The Indiana Law Journal & The Indiana Law Journal Supplement - http://www.indianalawjournal.org
Using Competition-Based Regulation to Bridge the Toxics Data Gap
http://www.indianalawjournal.org/articles/498/1/Using-Competition-Based-Regulation-to-Bridge-the-Toxics-Data-Gap/Page1.html
Wendy Wagner

 
By Wendy Wagner
Published on 09/2/2008
 

A person unfamiliar with the intricacies of chemical regulation in the U.S. might assume that regulators are hard at work weeding out dangerous products, requiring warnings on thousands of others, and collecting copious toxicity research on the rest.  In truth, however, the regulatory regime in the U.S. works nothing like this.  There is little information available to regulators for evaluating possible hazards of chemicals and, even for the limited research that does exist, some unspecified portion of the scientific studies is at risk of being biased or otherwise unreliable.  Since EPA focuses most of its firepower on regulating individual chemical substances rather than chemical mixtures, moreover, consumers have little notion of the comparative toxicity of the chemical products on the market and lack adequate instructions regarding their proper use.  There is simply no way to sugarcoat the ugly truth: Chemical regulation in the U.S. has been a dismal failure.
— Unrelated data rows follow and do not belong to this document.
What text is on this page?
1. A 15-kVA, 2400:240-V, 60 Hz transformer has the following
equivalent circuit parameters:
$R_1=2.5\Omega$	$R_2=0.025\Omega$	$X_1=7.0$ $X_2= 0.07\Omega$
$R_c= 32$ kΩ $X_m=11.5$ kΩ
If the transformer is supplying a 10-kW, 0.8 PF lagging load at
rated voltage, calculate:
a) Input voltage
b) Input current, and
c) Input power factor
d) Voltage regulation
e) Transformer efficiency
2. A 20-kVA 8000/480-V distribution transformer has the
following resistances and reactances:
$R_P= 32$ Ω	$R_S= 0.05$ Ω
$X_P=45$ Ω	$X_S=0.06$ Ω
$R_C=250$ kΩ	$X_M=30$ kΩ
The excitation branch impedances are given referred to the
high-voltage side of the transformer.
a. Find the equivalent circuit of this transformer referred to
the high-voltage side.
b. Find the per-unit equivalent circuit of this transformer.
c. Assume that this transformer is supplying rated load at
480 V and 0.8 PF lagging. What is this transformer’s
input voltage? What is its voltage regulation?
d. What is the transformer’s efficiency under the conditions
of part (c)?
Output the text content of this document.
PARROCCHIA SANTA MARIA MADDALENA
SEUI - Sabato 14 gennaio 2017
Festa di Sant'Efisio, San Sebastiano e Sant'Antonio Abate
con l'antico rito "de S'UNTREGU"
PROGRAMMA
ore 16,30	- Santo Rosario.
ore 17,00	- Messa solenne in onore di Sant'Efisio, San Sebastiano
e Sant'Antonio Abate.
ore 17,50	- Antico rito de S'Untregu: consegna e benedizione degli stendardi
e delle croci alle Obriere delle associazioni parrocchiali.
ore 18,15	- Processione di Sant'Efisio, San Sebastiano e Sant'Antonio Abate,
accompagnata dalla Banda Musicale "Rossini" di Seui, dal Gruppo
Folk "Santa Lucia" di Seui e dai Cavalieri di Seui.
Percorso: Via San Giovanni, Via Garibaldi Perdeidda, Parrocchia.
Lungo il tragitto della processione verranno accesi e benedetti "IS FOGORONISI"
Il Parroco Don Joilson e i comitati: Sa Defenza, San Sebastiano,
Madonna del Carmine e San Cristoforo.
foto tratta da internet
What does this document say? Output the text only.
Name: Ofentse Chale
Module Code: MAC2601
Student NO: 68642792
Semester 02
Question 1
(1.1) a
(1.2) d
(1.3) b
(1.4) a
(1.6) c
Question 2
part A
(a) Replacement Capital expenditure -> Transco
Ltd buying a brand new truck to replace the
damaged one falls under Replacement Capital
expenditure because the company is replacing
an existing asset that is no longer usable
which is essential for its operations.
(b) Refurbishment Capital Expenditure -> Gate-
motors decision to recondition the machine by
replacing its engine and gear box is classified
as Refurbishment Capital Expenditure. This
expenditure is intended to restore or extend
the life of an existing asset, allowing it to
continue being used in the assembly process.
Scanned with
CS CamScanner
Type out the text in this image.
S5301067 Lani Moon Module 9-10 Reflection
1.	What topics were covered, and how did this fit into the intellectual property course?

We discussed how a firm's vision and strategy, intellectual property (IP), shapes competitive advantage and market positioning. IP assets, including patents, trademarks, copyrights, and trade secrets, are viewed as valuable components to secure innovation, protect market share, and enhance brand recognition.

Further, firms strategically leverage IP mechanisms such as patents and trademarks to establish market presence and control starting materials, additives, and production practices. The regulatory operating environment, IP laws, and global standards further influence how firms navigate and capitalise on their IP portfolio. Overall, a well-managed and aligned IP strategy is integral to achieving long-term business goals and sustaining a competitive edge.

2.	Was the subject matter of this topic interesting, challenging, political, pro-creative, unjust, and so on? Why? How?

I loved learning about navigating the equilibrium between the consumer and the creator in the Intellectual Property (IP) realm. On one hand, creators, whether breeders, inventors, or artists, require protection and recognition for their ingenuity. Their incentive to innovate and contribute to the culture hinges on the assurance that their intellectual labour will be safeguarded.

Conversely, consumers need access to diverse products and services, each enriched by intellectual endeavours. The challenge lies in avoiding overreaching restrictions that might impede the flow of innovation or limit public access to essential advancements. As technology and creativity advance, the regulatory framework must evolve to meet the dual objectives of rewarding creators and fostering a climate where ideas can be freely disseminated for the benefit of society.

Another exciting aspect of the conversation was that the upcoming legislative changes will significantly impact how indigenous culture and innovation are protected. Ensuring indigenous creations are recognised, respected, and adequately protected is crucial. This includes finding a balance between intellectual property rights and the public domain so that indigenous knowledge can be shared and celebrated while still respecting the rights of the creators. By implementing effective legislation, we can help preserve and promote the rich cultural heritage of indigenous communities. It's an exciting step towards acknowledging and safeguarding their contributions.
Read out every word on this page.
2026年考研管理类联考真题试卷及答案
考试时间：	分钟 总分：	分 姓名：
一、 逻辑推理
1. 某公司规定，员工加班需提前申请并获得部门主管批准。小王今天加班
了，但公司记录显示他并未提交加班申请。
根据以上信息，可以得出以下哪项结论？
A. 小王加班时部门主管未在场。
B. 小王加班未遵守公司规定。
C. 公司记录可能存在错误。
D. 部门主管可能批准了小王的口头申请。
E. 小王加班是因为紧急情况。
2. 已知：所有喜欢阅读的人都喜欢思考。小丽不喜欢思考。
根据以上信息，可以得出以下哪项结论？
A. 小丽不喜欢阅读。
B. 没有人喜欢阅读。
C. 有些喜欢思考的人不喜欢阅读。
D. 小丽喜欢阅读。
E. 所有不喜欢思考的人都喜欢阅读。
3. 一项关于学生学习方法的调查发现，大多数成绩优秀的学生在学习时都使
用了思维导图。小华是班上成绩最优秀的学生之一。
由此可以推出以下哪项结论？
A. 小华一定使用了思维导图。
    This article considers the entrenched failure of chemical regulation and offers a different angle for regulatory reform that taps into market competition between rival firms to produce relevant information about the toxicity of certain chemical products on the market.   By repositioning regulatory decisions as an adjudication between rival manufacturers, the proposed regulatory process is fueled by the expertise, information, and energies of manufacturers of safer products eager to put their more hazardous competitor products out of business.  This shift in regulatory approach also breaks up the unified political coalition of manufacturers into two groups – those that might enjoy competitive benefits from such a proposal because they have been vigilant in testing their products and those that will lose because they have not.  While this shift does not guarantee that some manufacturers may be persuaded to support a competition-based reform of toxics policy, it at least provides some hope of an altered configuration of stakeholders that prove less resilient in opposing reform.